Setiap hari setelah selesai membantu
ibunya, Anis belajar di rumah teman-temannya. Teman-temannya sangat senang
kepada Anis karena Anis sering membantu belajar teman-temannya. Anis pun senang
belajar bersama karena dia dapat meminjam buku-buku yang tidak mampu dibelinya.
Tanpa disadarinya, dengan semakin sering membantu temannya belajar, Anis justru
semakin hafal dengan apa yang pernah diajarkannya.

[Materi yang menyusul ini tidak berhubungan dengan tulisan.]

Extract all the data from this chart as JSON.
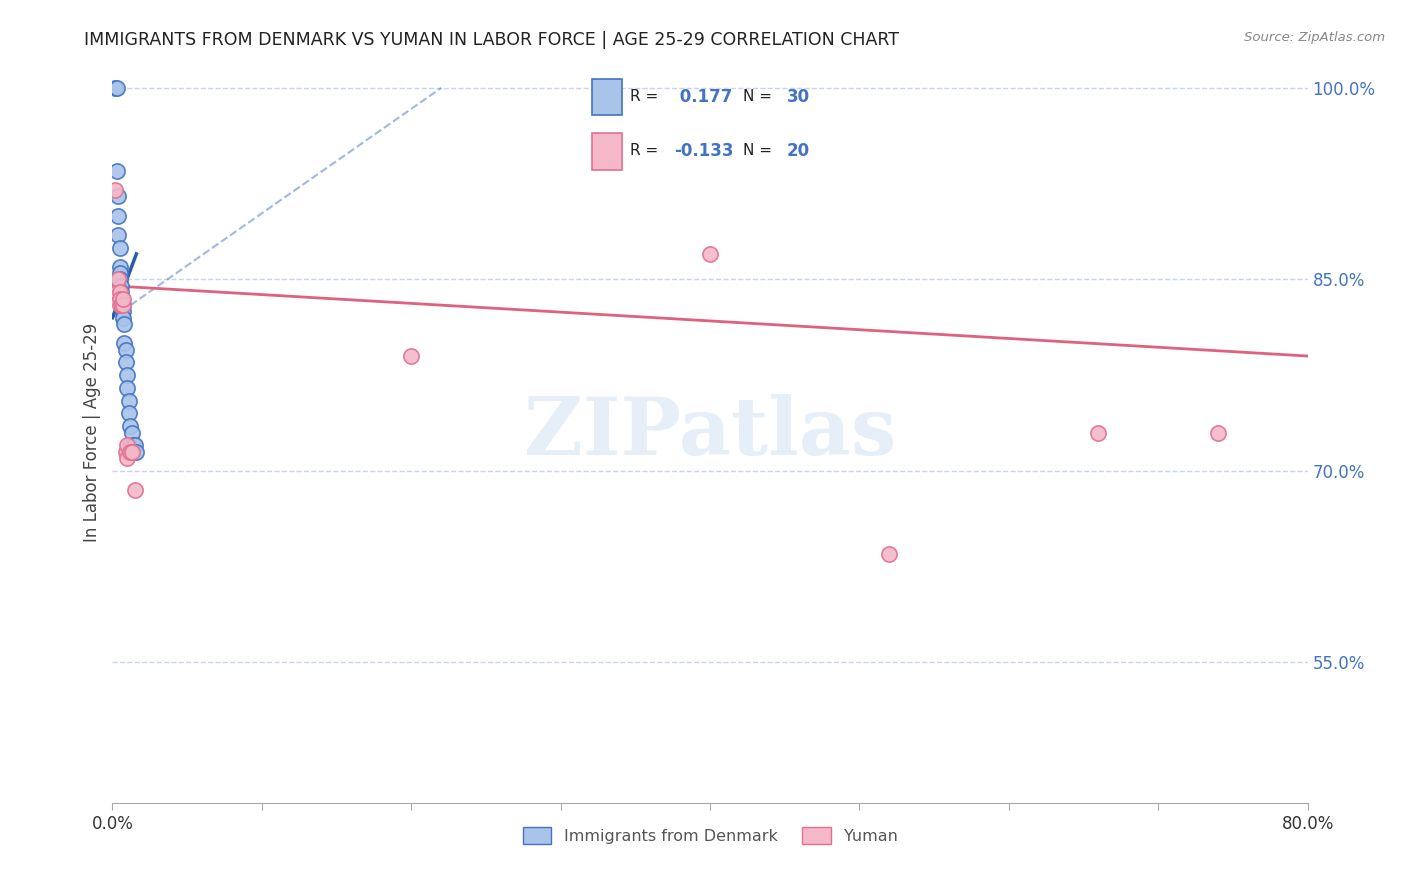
{
  "title": "IMMIGRANTS FROM DENMARK VS YUMAN IN LABOR FORCE | AGE 25-29 CORRELATION CHART",
  "source": "Source: ZipAtlas.com",
  "ylabel": "In Labor Force | Age 25-29",
  "x_min": 0.0,
  "x_max": 0.8,
  "y_min": 0.44,
  "y_max": 1.02,
  "y_ticks": [
    0.55,
    0.7,
    0.85,
    1.0
  ],
  "y_tick_labels": [
    "55.0%",
    "70.0%",
    "85.0%",
    "100.0%"
  ],
  "legend_labels": [
    "Immigrants from Denmark",
    "Yuman"
  ],
  "denmark_R": 0.177,
  "denmark_N": 30,
  "yuman_R": -0.133,
  "yuman_N": 20,
  "color_denmark_fill": "#a8c4e8",
  "color_denmark_edge": "#4472c4",
  "color_denmark_line": "#2a5caa",
  "color_yuman_fill": "#f4b8c8",
  "color_yuman_edge": "#e07090",
  "color_yuman_line": "#e06080",
  "color_grid": "#c8d4e8",
  "color_axis_right": "#4472c4",
  "color_title": "#222222",
  "color_source": "#888888",
  "denmark_scatter_x": [
    0.002,
    0.003,
    0.003,
    0.004,
    0.004,
    0.004,
    0.005,
    0.005,
    0.005,
    0.005,
    0.006,
    0.006,
    0.006,
    0.007,
    0.007,
    0.007,
    0.008,
    0.008,
    0.009,
    0.009,
    0.01,
    0.01,
    0.011,
    0.011,
    0.012,
    0.012,
    0.013,
    0.014,
    0.015,
    0.016
  ],
  "denmark_scatter_y": [
    1.0,
    1.0,
    0.935,
    0.915,
    0.9,
    0.885,
    0.875,
    0.86,
    0.855,
    0.85,
    0.845,
    0.84,
    0.835,
    0.83,
    0.825,
    0.82,
    0.815,
    0.8,
    0.795,
    0.785,
    0.775,
    0.765,
    0.755,
    0.745,
    0.735,
    0.72,
    0.73,
    0.72,
    0.72,
    0.715
  ],
  "yuman_scatter_x": [
    0.002,
    0.003,
    0.004,
    0.005,
    0.005,
    0.005,
    0.006,
    0.007,
    0.007,
    0.009,
    0.01,
    0.01,
    0.012,
    0.013,
    0.015,
    0.2,
    0.4,
    0.52,
    0.66,
    0.74
  ],
  "yuman_scatter_y": [
    0.92,
    0.84,
    0.85,
    0.84,
    0.83,
    0.835,
    0.83,
    0.83,
    0.835,
    0.715,
    0.72,
    0.71,
    0.715,
    0.715,
    0.685,
    0.79,
    0.87,
    0.635,
    0.73,
    0.73
  ],
  "dk_line_x0": 0.0,
  "dk_line_y0": 0.82,
  "dk_line_x1": 0.016,
  "dk_line_y1": 0.87,
  "yu_line_x0": 0.0,
  "yu_line_y0": 0.845,
  "yu_line_x1": 0.8,
  "yu_line_y1": 0.79,
  "dash_line_x0": 0.0,
  "dash_line_y0": 0.82,
  "dash_line_x1": 0.22,
  "dash_line_y1": 1.0,
  "watermark_text": "ZIPatlas",
  "marker_size": 120
}
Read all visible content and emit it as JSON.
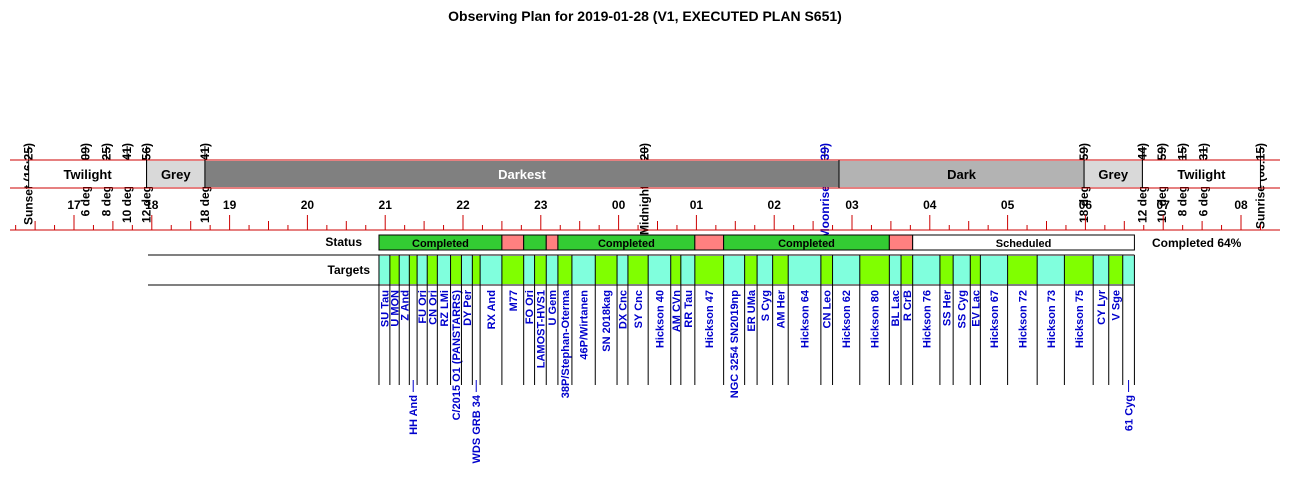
{
  "title": "Observing Plan for 2019-01-28 (V1, EXECUTED PLAN S651)",
  "colors": {
    "twilight": "#ffffff",
    "grey": "#d9d9d9",
    "darkest": "#808080",
    "dark": "#b3b3b3",
    "axis_red": "#cc0000",
    "completed": "#33cc33",
    "failed": "#ff8080",
    "scheduled": "#ffffff",
    "target_cyan": "#80ffdd",
    "target_green": "#80ff00",
    "highlight_label": "#0000cc"
  },
  "events": [
    {
      "label": "Sunset (16:25)",
      "hour": 16.417
    },
    {
      "label": "6 deg (17:09)",
      "hour": 17.15
    },
    {
      "label": "8 deg (17:25)",
      "hour": 17.417
    },
    {
      "label": "10 deg (17:41)",
      "hour": 17.683
    },
    {
      "label": "12 deg (17:56)",
      "hour": 17.933
    },
    {
      "label": "18 deg (18:41)",
      "hour": 18.683
    },
    {
      "label": "Midnight (00:20)",
      "hour": 24.333
    },
    {
      "label": "Moonrise (02:39)",
      "hour": 26.65,
      "highlight": true
    },
    {
      "label": "18 deg (05:59)",
      "hour": 29.983
    },
    {
      "label": "12 deg (06:44)",
      "hour": 30.733
    },
    {
      "label": "10 deg (06:59)",
      "hour": 30.983
    },
    {
      "label": "8 deg (07:15)",
      "hour": 31.25
    },
    {
      "label": "6 deg (07:31)",
      "hour": 31.517
    },
    {
      "label": "Sunrise (08:15)",
      "hour": 32.25
    }
  ],
  "phases": [
    {
      "label": "Twilight",
      "start": 16.417,
      "end": 17.933,
      "type": "twilight"
    },
    {
      "label": "Grey",
      "start": 17.933,
      "end": 18.683,
      "type": "grey"
    },
    {
      "label": "Darkest",
      "start": 18.683,
      "end": 26.833,
      "type": "darkest"
    },
    {
      "label": "Dark",
      "start": 26.833,
      "end": 29.983,
      "type": "dark"
    },
    {
      "label": "Grey",
      "start": 29.983,
      "end": 30.733,
      "type": "grey"
    },
    {
      "label": "Twilight",
      "start": 30.733,
      "end": 32.25,
      "type": "twilight"
    }
  ],
  "hour_labels": [
    "17",
    "18",
    "19",
    "20",
    "21",
    "22",
    "23",
    "00",
    "01",
    "02",
    "03",
    "04",
    "05",
    "06",
    "07",
    "08"
  ],
  "hour_start": 17,
  "status_label": "Status",
  "targets_label": "Targets",
  "completion_text": "Completed 64%",
  "status_segments": [
    {
      "start": 20.92,
      "end": 22.5,
      "status": "completed",
      "label": "Completed"
    },
    {
      "start": 22.5,
      "end": 22.78,
      "status": "failed",
      "label": ""
    },
    {
      "start": 22.78,
      "end": 23.07,
      "status": "completed",
      "label": ""
    },
    {
      "start": 23.07,
      "end": 23.22,
      "status": "failed",
      "label": ""
    },
    {
      "start": 23.22,
      "end": 24.98,
      "status": "completed",
      "label": "Completed"
    },
    {
      "start": 24.98,
      "end": 25.35,
      "status": "failed",
      "label": ""
    },
    {
      "start": 25.35,
      "end": 27.48,
      "status": "completed",
      "label": "Completed"
    },
    {
      "start": 27.48,
      "end": 27.78,
      "status": "failed",
      "label": ""
    },
    {
      "start": 27.78,
      "end": 30.63,
      "status": "scheduled",
      "label": "Scheduled"
    }
  ],
  "targets": [
    {
      "name": "SU Tau",
      "start": 20.92,
      "end": 21.06,
      "fill": "cyan",
      "pos": "upper"
    },
    {
      "name": "U MON",
      "start": 21.06,
      "end": 21.18,
      "fill": "green",
      "pos": "upper"
    },
    {
      "name": "Z And",
      "start": 21.18,
      "end": 21.31,
      "fill": "cyan",
      "pos": "upper"
    },
    {
      "name": "HH And",
      "start": 21.31,
      "end": 21.41,
      "fill": "green",
      "pos": "lower"
    },
    {
      "name": "FU Ori",
      "start": 21.41,
      "end": 21.54,
      "fill": "cyan",
      "pos": "upper"
    },
    {
      "name": "CN Ori",
      "start": 21.54,
      "end": 21.67,
      "fill": "green",
      "pos": "upper"
    },
    {
      "name": "RZ LMi",
      "start": 21.67,
      "end": 21.84,
      "fill": "cyan",
      "pos": "upper"
    },
    {
      "name": "C/2015 O1 (PANSTARRS)",
      "start": 21.84,
      "end": 21.98,
      "fill": "green",
      "pos": "upper"
    },
    {
      "name": "DY Per",
      "start": 21.98,
      "end": 22.12,
      "fill": "cyan",
      "pos": "upper"
    },
    {
      "name": "WDS GRB 34",
      "start": 22.12,
      "end": 22.22,
      "fill": "green",
      "pos": "lower"
    },
    {
      "name": "RX And",
      "start": 22.22,
      "end": 22.5,
      "fill": "cyan",
      "pos": "upper"
    },
    {
      "name": "M77",
      "start": 22.5,
      "end": 22.78,
      "fill": "green",
      "pos": "upper"
    },
    {
      "name": "FO Ori",
      "start": 22.78,
      "end": 22.92,
      "fill": "cyan",
      "pos": "upper"
    },
    {
      "name": "LAMOST-HVS1",
      "start": 22.92,
      "end": 23.07,
      "fill": "green",
      "pos": "upper"
    },
    {
      "name": "U Gem",
      "start": 23.07,
      "end": 23.22,
      "fill": "cyan",
      "pos": "upper"
    },
    {
      "name": "38P/Stephan-Oterma",
      "start": 23.22,
      "end": 23.4,
      "fill": "green",
      "pos": "upper"
    },
    {
      "name": "46P/Wirtanen",
      "start": 23.4,
      "end": 23.7,
      "fill": "cyan",
      "pos": "upper"
    },
    {
      "name": "SN 2018kag",
      "start": 23.7,
      "end": 23.98,
      "fill": "green",
      "pos": "upper"
    },
    {
      "name": "DX Cnc",
      "start": 23.98,
      "end": 24.12,
      "fill": "cyan",
      "pos": "upper"
    },
    {
      "name": "SY Cnc",
      "start": 24.12,
      "end": 24.38,
      "fill": "green",
      "pos": "upper"
    },
    {
      "name": "Hickson 40",
      "start": 24.38,
      "end": 24.67,
      "fill": "cyan",
      "pos": "upper"
    },
    {
      "name": "AM CVn",
      "start": 24.67,
      "end": 24.8,
      "fill": "green",
      "pos": "upper"
    },
    {
      "name": "RR Tau",
      "start": 24.8,
      "end": 24.98,
      "fill": "cyan",
      "pos": "upper"
    },
    {
      "name": "Hickson 47",
      "start": 24.98,
      "end": 25.35,
      "fill": "green",
      "pos": "upper"
    },
    {
      "name": "NGC 3254 SN2019np",
      "start": 25.35,
      "end": 25.62,
      "fill": "cyan",
      "pos": "upper"
    },
    {
      "name": "ER UMa",
      "start": 25.62,
      "end": 25.78,
      "fill": "green",
      "pos": "upper"
    },
    {
      "name": "S Cyg",
      "start": 25.78,
      "end": 25.98,
      "fill": "cyan",
      "pos": "upper"
    },
    {
      "name": "AM Her",
      "start": 25.98,
      "end": 26.18,
      "fill": "green",
      "pos": "upper"
    },
    {
      "name": "Hickson 64",
      "start": 26.18,
      "end": 26.6,
      "fill": "cyan",
      "pos": "upper"
    },
    {
      "name": "CN Leo",
      "start": 26.6,
      "end": 26.75,
      "fill": "green",
      "pos": "upper"
    },
    {
      "name": "Hickson 62",
      "start": 26.75,
      "end": 27.1,
      "fill": "cyan",
      "pos": "upper"
    },
    {
      "name": "Hickson 80",
      "start": 27.1,
      "end": 27.48,
      "fill": "green",
      "pos": "upper"
    },
    {
      "name": "BL Lac",
      "start": 27.48,
      "end": 27.63,
      "fill": "cyan",
      "pos": "upper"
    },
    {
      "name": "R CrB",
      "start": 27.63,
      "end": 27.78,
      "fill": "green",
      "pos": "upper"
    },
    {
      "name": "Hickson 76",
      "start": 27.78,
      "end": 28.13,
      "fill": "cyan",
      "pos": "upper"
    },
    {
      "name": "SS Her",
      "start": 28.13,
      "end": 28.3,
      "fill": "green",
      "pos": "upper"
    },
    {
      "name": "SS Cyg",
      "start": 28.3,
      "end": 28.52,
      "fill": "cyan",
      "pos": "upper"
    },
    {
      "name": "EV Lac",
      "start": 28.52,
      "end": 28.65,
      "fill": "green",
      "pos": "upper"
    },
    {
      "name": "Hickson 67",
      "start": 28.65,
      "end": 29.0,
      "fill": "cyan",
      "pos": "upper"
    },
    {
      "name": "Hickson 72",
      "start": 29.0,
      "end": 29.38,
      "fill": "green",
      "pos": "upper"
    },
    {
      "name": "Hickson 73",
      "start": 29.38,
      "end": 29.73,
      "fill": "cyan",
      "pos": "upper"
    },
    {
      "name": "Hickson 75",
      "start": 29.73,
      "end": 30.1,
      "fill": "green",
      "pos": "upper"
    },
    {
      "name": "CY Lyr",
      "start": 30.1,
      "end": 30.3,
      "fill": "cyan",
      "pos": "upper"
    },
    {
      "name": "V Sge",
      "start": 30.3,
      "end": 30.48,
      "fill": "green",
      "pos": "upper"
    },
    {
      "name": "61 Cyg",
      "start": 30.48,
      "end": 30.63,
      "fill": "cyan",
      "pos": "lower"
    }
  ]
}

Tak mengherankan kalau
kemudian dia selalu menjadi bintang kelas dan sering menjadi wakil sekolahnya
dalam beraneka lomba.
Anis tersadar dari lamunan panjangnya
ketika bus yang ditumpanginya terguncang.
“Kita sudah sampai di Solo, Nis.
Asyik sekali kamu melamun dan menikmati pemandangan di luar,” ujar Bu Titi yang
baru saja terbangun Karena guncangan bus tadi.
Anis tersenyum memandang mata gurunya
yang memerah karena mengantuk.
“Ibu tidur sebentar lagi, ya!”
Anis mengangguk. Setelah dilihatnya
Bu Titi tertidur, gadis berambut panjang sepinggang itu memandang kembali ke
luar jendela. Dilihatnya langit berwarna keemasan menyambut senja. Warna jingga
memantul di mana-mana. Indah sekali.
Anis memandang warna matahari di ufuk
barat.
“Tuhan, tolong sampaikan kepada Ayah,
Anis sangat menyayanginya. Anis bawakan buah tangan yang lain untuk ayah. Anis
akan senantiasa berusaha memnuhi pesan Ayah,” bisik Anis nyaris tak terdengar.
Didekapnya piala buah prestasinya
erat-erat. Dua butir air mata bergulir di pipinya.